7.      MISCELLANEOUS


7.1     Applicable Law. This Agreement and the employment of the Executive shall be governed, interpreted, construed and enforced according to the laws of the state of Idaho


7.2     Time. Time shall be of the essence of this Agreement.


7.3    Entire Agreement. This Agreement represents the entire Agreement between the Executive and the Company concerning the subject matter hereof and supersedes any previous oral or written communications, representations, understandings or agreements with the Company or any officer or agent thereof.  This Agreement may only be amended or modified in writing signed by the parties.

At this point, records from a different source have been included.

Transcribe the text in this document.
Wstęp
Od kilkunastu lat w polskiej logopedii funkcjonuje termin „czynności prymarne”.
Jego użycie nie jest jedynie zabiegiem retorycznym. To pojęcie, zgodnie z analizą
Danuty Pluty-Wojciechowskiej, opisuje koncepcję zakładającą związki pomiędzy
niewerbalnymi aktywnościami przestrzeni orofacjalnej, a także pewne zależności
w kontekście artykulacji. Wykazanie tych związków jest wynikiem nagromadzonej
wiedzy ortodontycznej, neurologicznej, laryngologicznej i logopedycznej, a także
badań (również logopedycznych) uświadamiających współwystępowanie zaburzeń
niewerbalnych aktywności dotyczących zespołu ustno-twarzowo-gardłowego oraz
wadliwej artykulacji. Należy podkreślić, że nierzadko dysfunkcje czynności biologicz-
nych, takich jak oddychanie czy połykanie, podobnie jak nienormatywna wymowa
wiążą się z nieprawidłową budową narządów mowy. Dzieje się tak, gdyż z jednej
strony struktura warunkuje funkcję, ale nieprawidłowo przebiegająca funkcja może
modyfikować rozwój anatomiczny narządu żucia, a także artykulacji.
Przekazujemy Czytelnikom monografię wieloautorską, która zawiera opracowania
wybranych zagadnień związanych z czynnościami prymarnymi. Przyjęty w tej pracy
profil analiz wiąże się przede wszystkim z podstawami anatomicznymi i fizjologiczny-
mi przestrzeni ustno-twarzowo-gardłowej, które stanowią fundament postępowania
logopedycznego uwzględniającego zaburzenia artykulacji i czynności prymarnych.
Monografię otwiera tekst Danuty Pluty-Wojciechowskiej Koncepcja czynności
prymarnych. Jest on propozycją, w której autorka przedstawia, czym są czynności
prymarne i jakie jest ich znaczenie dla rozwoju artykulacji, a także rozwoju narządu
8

7.4    Notices. Any notice, acceptance or other document required or permitted  hereunder shall be considered and deemed to have been duly given if delivered by hand or mailed by postage prepaid and addressed to the party for whom it is intended at the party's address provided as follows or to such other address as the party may specify in writing to the other and shall be deemed to have been received if delivered, on the date of delivery, and if mailed as aforesaid, then on the second business day following the date of mailing  thereof,  provided that if there shall be at the time  of mailing or within two business days thereof a strike, slowdown or other labor dispute which  might  affect delivery of notice by the mails, then the notice shall only be effective if actually delivered:

In the Case of the Company, to:

WestMountain Gold, Inc

120 East Lake Street, Suite 401

Sandpoint, ID 83864








In the case of the Executive, to:

James W. Creamer III

1622 Monroe Street

Denver, CO  80206






7.5    Waiver.  The waiver by the Executive or by the Company of a breach of any provision of this Agreement by the Company or the Executive shall not operate or be construed as a waiver of any subsequent breach by the Company or by the Executive.

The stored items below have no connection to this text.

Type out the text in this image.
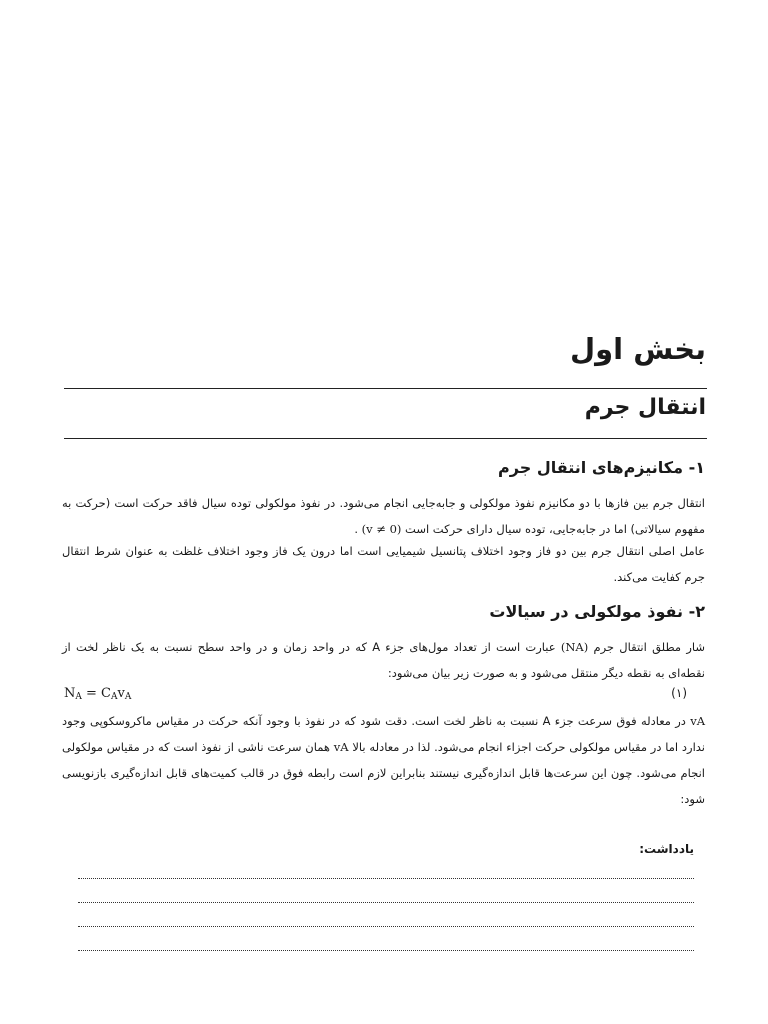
بخش اول
انتقال جرم
۱- مکانیزم‌های انتقال جرم

انتقال جرم بین فازها با دو مکانیزم نفوذ مولکولی و جابه‌جایی انجام می‌شود. در نفوذ مولکولی توده سیال فاقد حرکت است (حرکت به مفهوم سیالاتی) اما در جابه‌جایی، توده سیال دارای حرکت است (v ≠ 0) .

عامل اصلی انتقال جرم بین دو فاز وجود اختلاف پتانسیل شیمیایی است اما درون یک فاز وجود اختلاف غلظت به عنوان شرط انتقال جرم کفایت می‌کند.

۲- نفوذ مولکولی در سیالات

شار مطلق انتقال جرم (NA) عبارت است از تعداد مول‌های جزء A که در واحد زمان و در واحد سطح نسبت به یک ناظر لخت از نقطه‌ای به نقطه دیگر منتقل می‌شود و به صورت زیر بیان می‌شود:

$N_A = C_Av_A$	(۱)

vA در معادله فوق سرعت جزء A نسبت به ناظر لخت است. دقت شود که در نفوذ با وجود آنکه حرکت در مقیاس ماکروسکوپی وجود ندارد اما در مقیاس مولکولی حرکت اجزاء انجام می‌شود. لذا در معادله بالا vA همان سرعت ناشی از نفوذ است که در مقیاس مولکولی انجام می‌شود. چون این سرعت‌ها قابل اندازه‌گیری نیستند بنابراین لازم است رابطه فوق در قالب کمیت‌های قابل اندازه‌گیری بازنویسی شود:

یادداشت:
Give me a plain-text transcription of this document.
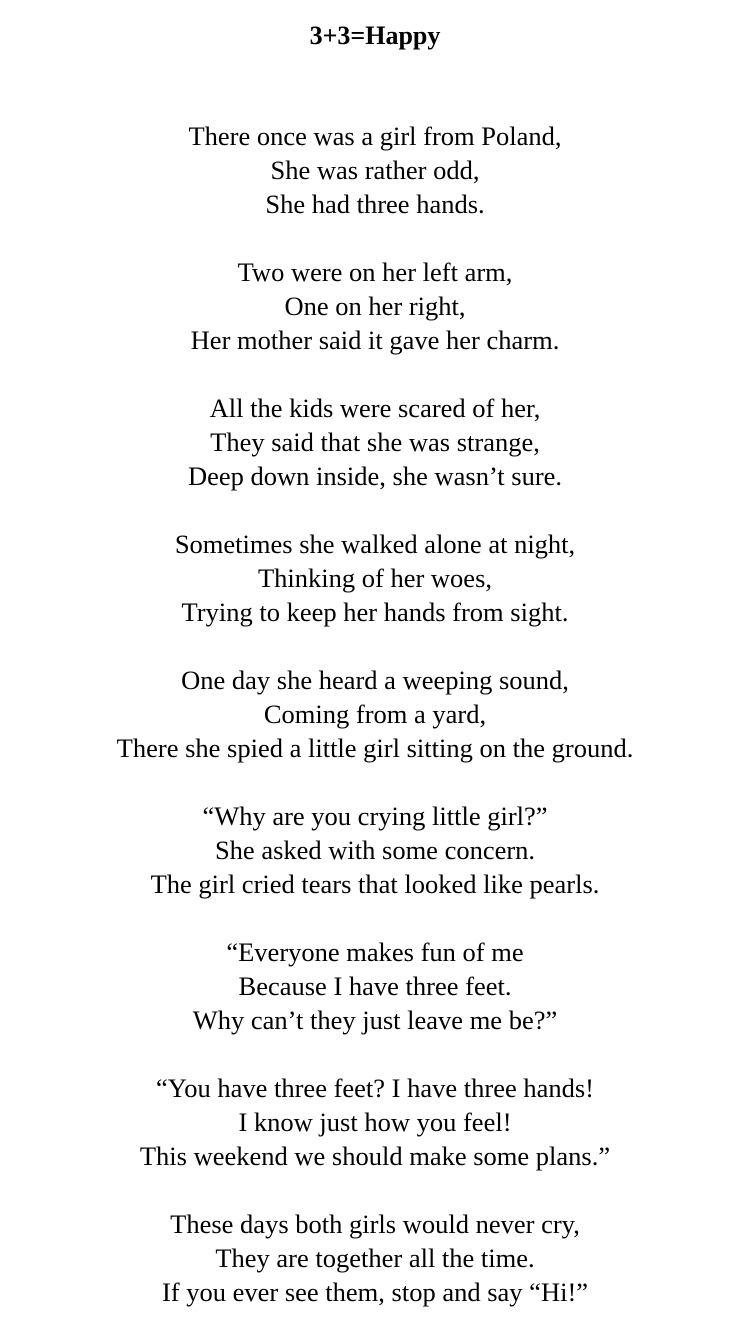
3+3=Happy
There once was a girl from Poland,
She was rather odd,
She had three hands.
Two were on her left arm,
One on her right,
Her mother said it gave her charm.
All the kids were scared of her,
They said that she was strange,
Deep down inside, she wasn’t sure.
Sometimes she walked alone at night,
Thinking of her woes,
Trying to keep her hands from sight.
One day she heard a weeping sound,
Coming from a yard,
There she spied a little girl sitting on the ground.
“Why are you crying little girl?”
She asked with some concern.
The girl cried tears that looked like pearls.
“Everyone makes fun of me
Because I have three feet.
Why can’t they just leave me be?”
“You have three feet? I have three hands!
I know just how you feel!
This weekend we should make some plans.”
These days both girls would never cry,
They are together all the time.
If you ever see them, stop and say “Hi!”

7.6    Recourse on Breach.  The Executive acknowledges that damages would be an insufficient remedy for a breach of this Agreement and agrees that the Company may apply for and obtain any relief available to it in a court of law or equity, including injunctive relief, to restrain breach or threat of breach of this Agreement or to enforce the covenants contained herein, and in particular, the covenant contained in Section 3.3, in addition to the rights the Company may have to damages arising from said breach or threat of breach.  The executive hereby waives any defenses he may or can have to strict enforcement of this Agreement by the company.


7.7     Independent Legal Advice.  The Executive hereby represents and warrants to the Company and acknowledges and agrees that she had the opportunity to see and was not prevented nor discouraged by the company from seeking independent legal advice prior to the execution and delivery of this Agreement and that, in the event that she did avail herself of that opportunity prior to signing this Agreement, she did so voluntarily and without any undue pressure and agrees that her failure to obtain independent legal advice shall not be used by her as a defense to the enforcement of her obligations under this agreement.


IN WITNESS WHERE OF the parties have executed this Agreement on September 8, 2014


WestMountain Gold, Inc.








By:

/s/ Gregory Schifrin

Date:  September 15, 2014

Name:

Gregory Schifrin


Title:

Chief Executive Officer





By:

/s/ James W. Creamer III

Date:  September 15, 2014

Name:  James W. Creamer III






















Schedule A:

Health Insurance Benefits to be paid by the Company.